Olá,
Certa feita, disse o Mestre que só a Verdade fará livre o homem; e, talvez porque lhe não pudesse apreender, de imediato, a vastíssima extensão da afirmativa, perguntou-lhe Pedro, no culto doméstico: — Senhor, que é a Verdade?
Jesus fixou no rosto enigmática expressão e respondeu:
— A Verdade total é a Luz Divina total; entretanto, o homem ainda está longe de suportar-lhe a sublime fulguração.
Reparando, porém, que o pescador continuava faminto de esclarecimentos novos, o Amigo Celeste meditou alguns minutos e falou:
— Numa caverna escura, onde a claridade nunca surgira, demorava-se certo devoto, implorando o socorro divino. Declarava-se o mais infeliz dos homens, não obstante, em sua cegueira, sentir-se o melhor de todos. Reclamava contra o ambiente fétido em que se achava. O ar empestado sufocava-o — dizia ele em gritos comoventes.
Pedia uma porta libertadora que o conduzisse ao convívio do dia claro. Afirmava-se robusto, apto, aproveitável. Por que motivo era conservado ali, naquele insulamento doloroso?
Chorava e bradava, não ocultando aflições e exigências.
Que razões o obrigavam a viver naquela atmosfera insuportável?
Notando Nosso Pai que aquele filho formulava súplicas incessantes, entre a revolta e a amargura, profundamente compadecido enviou-lhe a Fé.
A sublime virtude exortou-o a confiar no futuro e a persistir na oração. O infeliz consolou-se, de algum modo, mas, a breve tempo, voltou a lamuriar. Queria fugir ao monturo e, como se lhe aumentassem as lágrimas, o Todo-Poderoso mandou-lhe a Esperança.

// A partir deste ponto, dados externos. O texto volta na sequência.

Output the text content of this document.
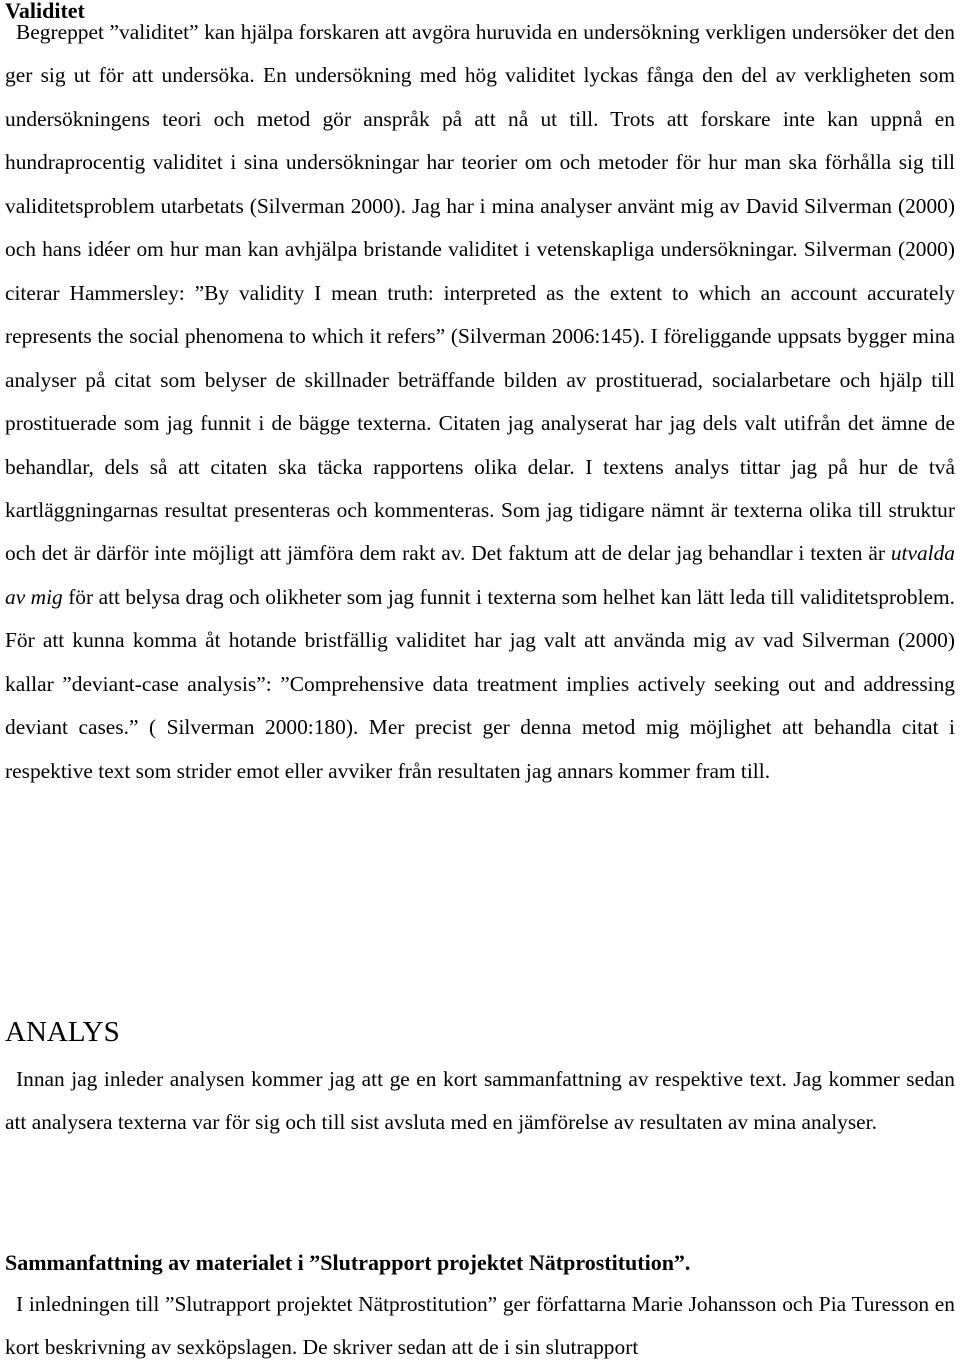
Validitet

Begreppet ”validitet” kan hjälpa forskaren att avgöra huruvida en undersökning verkligen undersöker det den ger sig ut för att undersöka. En undersökning med hög validitet lyckas fånga den del av verkligheten som undersökningens teori och metod gör anspråk på att nå ut till. Trots att forskare inte kan uppnå en hundraprocentig validitet i sina undersökningar har teorier om och metoder för hur man ska förhålla sig till validitetsproblem utarbetats (Silverman 2000). Jag har i mina analyser använt mig av David Silverman (2000) och hans idéer om hur man kan avhjälpa bristande validitet i vetenskapliga undersökningar. Silverman (2000) citerar Hammersley: ”By validity I mean truth: interpreted as the extent to which an account accurately represents the social phenomena to which it refers” (Silverman 2006:145). I föreliggande uppsats bygger mina analyser på citat som belyser de skillnader beträffande bilden av prostituerad, socialarbetare och hjälp till prostituerade som jag funnit i de bägge texterna. Citaten jag analyserat har jag dels valt utifrån det ämne de behandlar, dels så att citaten ska täcka rapportens olika delar. I textens analys tittar jag på hur de två kartläggningarnas resultat presenteras och kommenteras. Som jag tidigare nämnt är texterna olika till struktur och det är därför inte möjligt att jämföra dem rakt av. Det faktum att de delar jag behandlar i texten är utvalda av mig för att belysa drag och olikheter som jag funnit i texterna som helhet kan lätt leda till validitetsproblem. För att kunna komma åt hotande bristfällig validitet har jag valt att använda mig av vad Silverman (2000) kallar ”deviant-case analysis”: ”Comprehensive data treatment implies actively seeking out and addressing deviant cases.” ( Silverman 2000:180). Mer precist ger denna metod mig möjlighet att behandla citat i respektive text som strider emot eller avviker från resultaten jag annars kommer fram till.

ANALYS

Innan jag inleder analysen kommer jag att ge en kort sammanfattning av respektive text. Jag kommer sedan att analysera texterna var för sig och till sist avsluta med en jämförelse av resultaten av mina analyser.

Sammanfattning av materialet i ”Slutrapport projektet Nätprostitution”.

I inledningen till ”Slutrapport projektet Nätprostitution” ger författarna Marie Johansson och Pia Turesson en kort beskrivning av sexköpslagen. De skriver sedan att de i sin slutrapport
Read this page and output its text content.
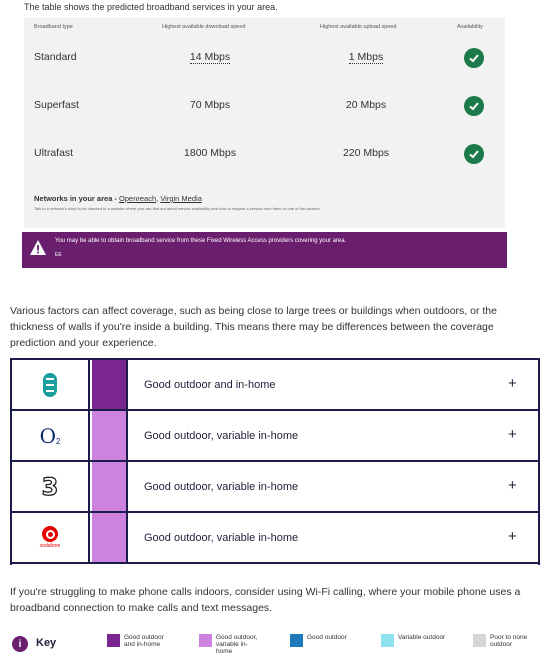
The table shows the predicted broadband services in your area.
Broadband type	Highest available download speed	Highest available upload speed	Availability
Standard	14 Mbps	1 Mbps
Superfast	70 Mbps	20 Mbps
Ultrafast	1800 Mbps	220 Mbps
Networks in your area - Openreach, Virgin Media
Talk to a network's shop to be directed to a website where you can find out about service availability and how to request a service from them or one of the carriers.
You may be able to obtain broadband service from these Fixed Wireless Access providers covering your area.
EE
Various factors can affect coverage, such as being close to large trees or buildings when outdoors, or the thickness of walls if you're inside a building. This means there may be differences between the coverage prediction and your experience.
Good outdoor and in-home	+
O 2	Good outdoor, variable in-home	+
3	Good outdoor, variable in-home	+
vodafone
Good outdoor, variable in-home	+
If you're struggling to make phone calls indoors, consider using Wi-Fi calling, where your mobile phone uses a broadband connection to make calls and text messages.
i	Key	Good outdoor and in-home
Good outdoor, variable in-home
Good outdoor	Variable outdoor	Poor to none outdoor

A emissária afagou-lhe a fronte suarenta e falou-lhe da eternidade da vida, buscando secar-lhe o pranto desesperado. Para isso, rogou-lhe calma, resignação, fortaleza.
O pobre pareceu melhorar, mas, decorridas algumas horas, retomou a lamentação. Não podia respirar — clamava, em desalento. Condoído, determinou o Senhor que a Caridade o procurasse.

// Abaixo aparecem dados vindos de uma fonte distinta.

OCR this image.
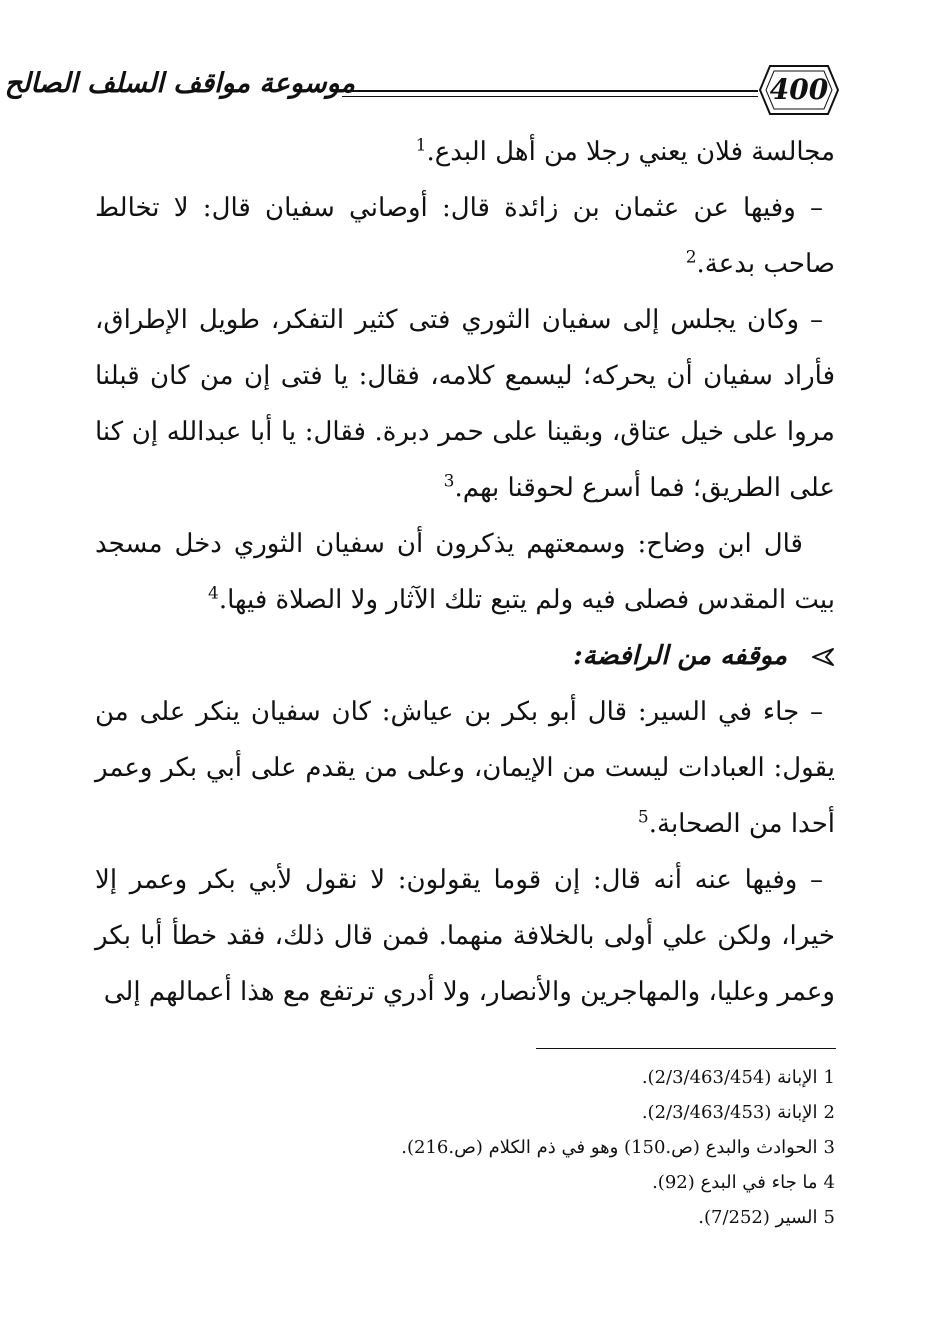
موسوعة مواقف السلف الصالح	400

مجالسة فلان يعني رجلا من أهل البدع.$^1$

– وفيها عن عثمان بن زائدة قال: أوصاني سفيان قال: لا تخالط صاحب بدعة.$^2$

– وكان يجلس إلى سفيان الثوري فتى كثير التفكر، طويل الإطراق، فأراد سفيان أن يحركه؛ ليسمع كلامه، فقال: يا فتى إن من كان قبلنا مروا على خيل عتاق، وبقينا على حمر دبرة. فقال: يا أبا عبدالله إن كنا على الطريق؛ فما أسرع لحوقنا بهم.$^3$

قال ابن وضاح: وسمعتهم يذكرون أن سفيان الثوري دخل مسجد بيت المقدس فصلى فيه ولم يتبع تلك الآثار ولا الصلاة فيها.$^4$

موقفه من الرافضة:

– جاء في السير: قال أبو بكر بن عياش: كان سفيان ينكر على من يقول: العبادات ليست من الإيمان، وعلى من يقدم على أبي بكر وعمر أحدا من الصحابة.$^5$

– وفيها عنه أنه قال: إن قوما يقولون: لا نقول لأبي بكر وعمر إلا خيرا، ولكن علي أولى بالخلافة منهما. فمن قال ذلك، فقد خطأ أبا بكر وعمر وعليا، والمهاجرين والأنصار، ولا أدري ترتفع مع هذا أعمالهم إلى

1الإبانة (2/3/463/454).
2الإبانة (2/3/463/453).
3الحوادث والبدع (ص.150) وهو في ذم الكلام (ص.216).
4ما جاء في البدع (92).
5السير (7/252).
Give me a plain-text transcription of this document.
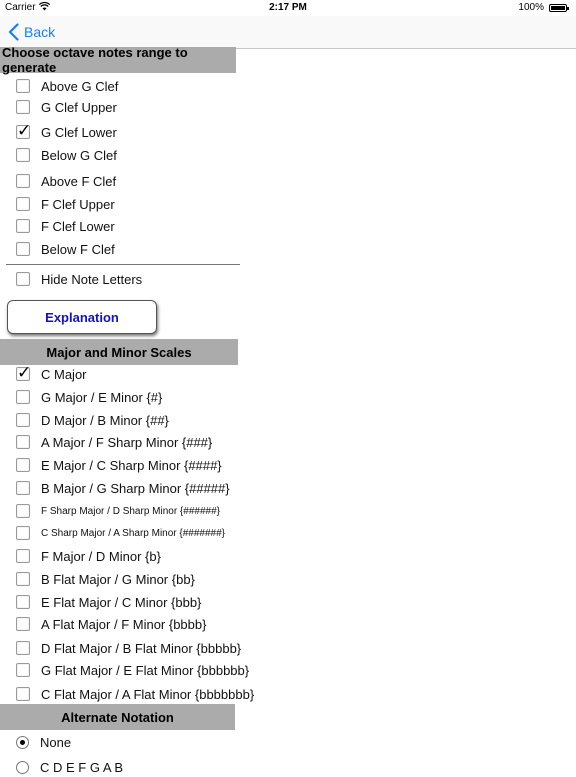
Carrier	2:17 PM	100%
Back
Choose octave notes range to generate
Above G Clef
G Clef Upper
✓ G Clef Lower
Below G Clef
Above F Clef
F Clef Upper
F Clef Lower
Below F Clef
Hide Note Letters
Explanation
Major and Minor Scales
✓ C Major
G Major / E Minor {#}
D Major / B Minor {##}
A Major / F Sharp Minor {###}
E Major / C Sharp Minor {####}
B Major / G Sharp Minor {#####}
F Sharp Major / D Sharp Minor {######}
C Sharp Major / A Sharp Minor {#######}
F Major / D Minor {b}
B Flat Major / G Minor {bb}
E Flat Major / C Minor {bbb}
A Flat Major / F Minor {bbbb}
D Flat Major / B Flat Minor {bbbbb}
G Flat Major / E Flat Minor {bbbbbb}
C Flat Major / A Flat Minor {bbbbbbb}
Alternate Notation
None
C D E F G A B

A nova mensageira acariciou-o e alimentou-o, endereçando-lhe palavras de carinho, qual se lhe fora abnegada mãe.
Todavia, porque o mísero prosseguisse gritando, revoltado, o Pai Compassivo enviou-lhe a Verdade. Quando a portadora de esclarecimento se fez sentir na forma de uma grande luz, o infortunado, então, viu-se tal qual era e apavorou-se.
Seu corpo era um conjunto monstruoso de chagas pustulentas da cabeça aos pés e, agora, percebia, espantado, que ele mesmo era o autor da atmosfera intolerável em que vivia.

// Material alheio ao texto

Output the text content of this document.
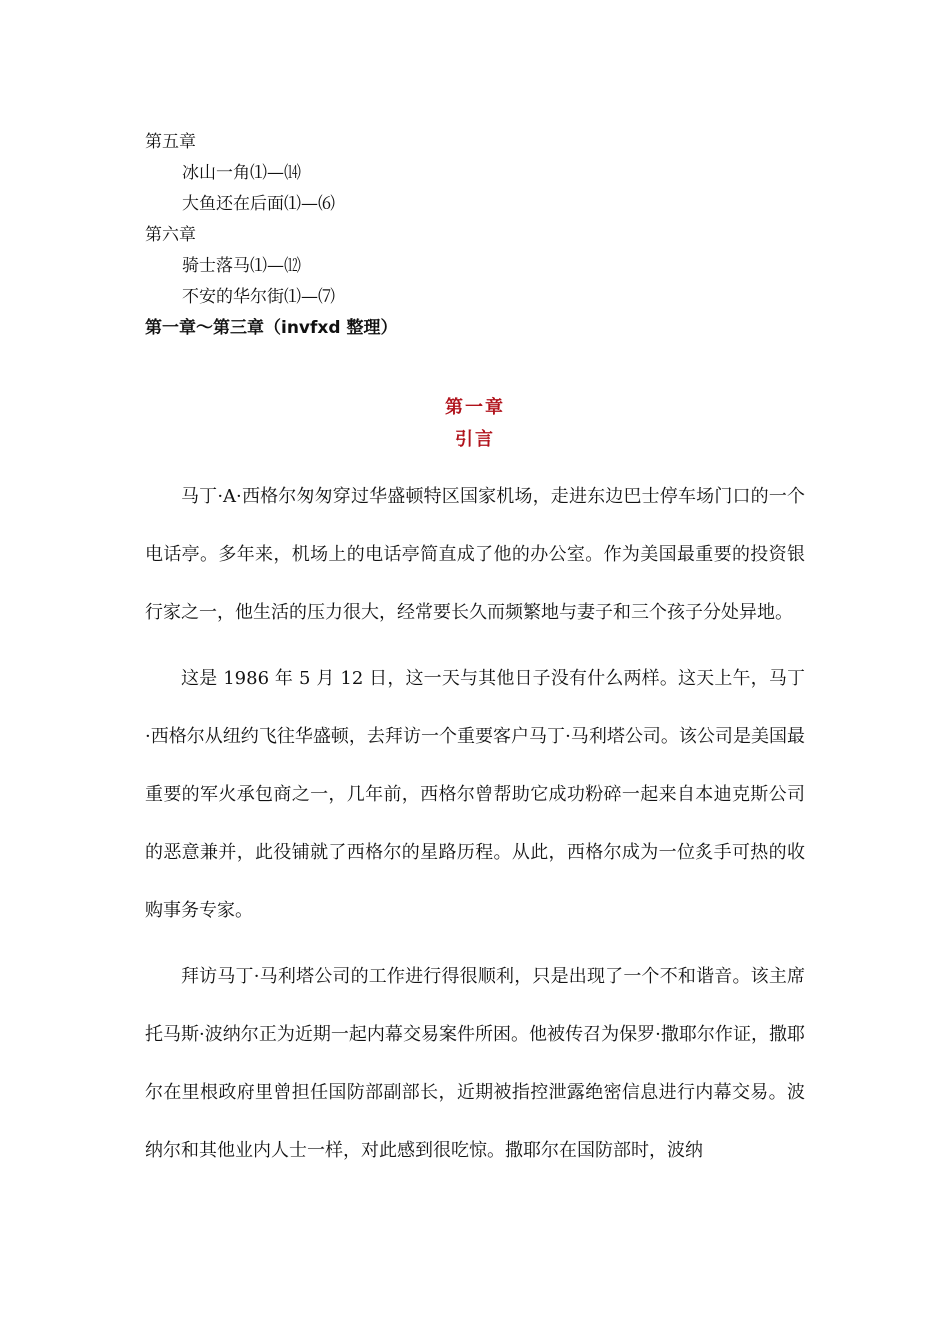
第五章
冰山一角⑴—⒁
大鱼还在后面⑴—⑹
第六章
骑士落马⑴—⑿
不安的华尔街⑴—⑺
第一章～第三章（invfxd 整理）
第一章
引言

马丁·A·西格尔匆匆穿过华盛顿特区国家机场，走进东边巴士停车场门口的一个电话亭。多年来，机场上的电话亭简直成了他的办公室。作为美国最重要的投资银行家之一，他生活的压力很大，经常要长久而频繁地与妻子和三个孩子分处异地。

这是 1986 年 5 月 12 日，这一天与其他日子没有什么两样。这天上午，马丁·西格尔从纽约飞往华盛顿，去拜访一个重要客户马丁·马利塔公司。该公司是美国最重要的军火承包商之一，几年前，西格尔曾帮助它成功粉碎一起来自本迪克斯公司的恶意兼并，此役铺就了西格尔的星路历程。从此，西格尔成为一位炙手可热的收购事务专家。

拜访马丁·马利塔公司的工作进行得很顺利，只是出现了一个不和谐音。该主席托马斯·波纳尔正为近期一起内幕交易案件所困。他被传召为保罗·撒耶尔作证，撒耶尔在里根政府里曾担任国防部副部长，近期被指控泄露绝密信息进行内幕交易。波纳尔和其他业内人士一样，对此感到很吃惊。撒耶尔在国防部时，波纳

O pobre tremeu cambaleante, e, notando que a Verdade serena lhe abria a porta da libertação, horrorizou-se de si mesmo; sem coragem de cogitar da própria cura, longe de encarar a visitadora, frente a frente, para aprender a limpar-se e a purificar-se, fugiu, espavorido, em busca de outra furna onde conseguisse esconder a própria miséria que só então reconhecia.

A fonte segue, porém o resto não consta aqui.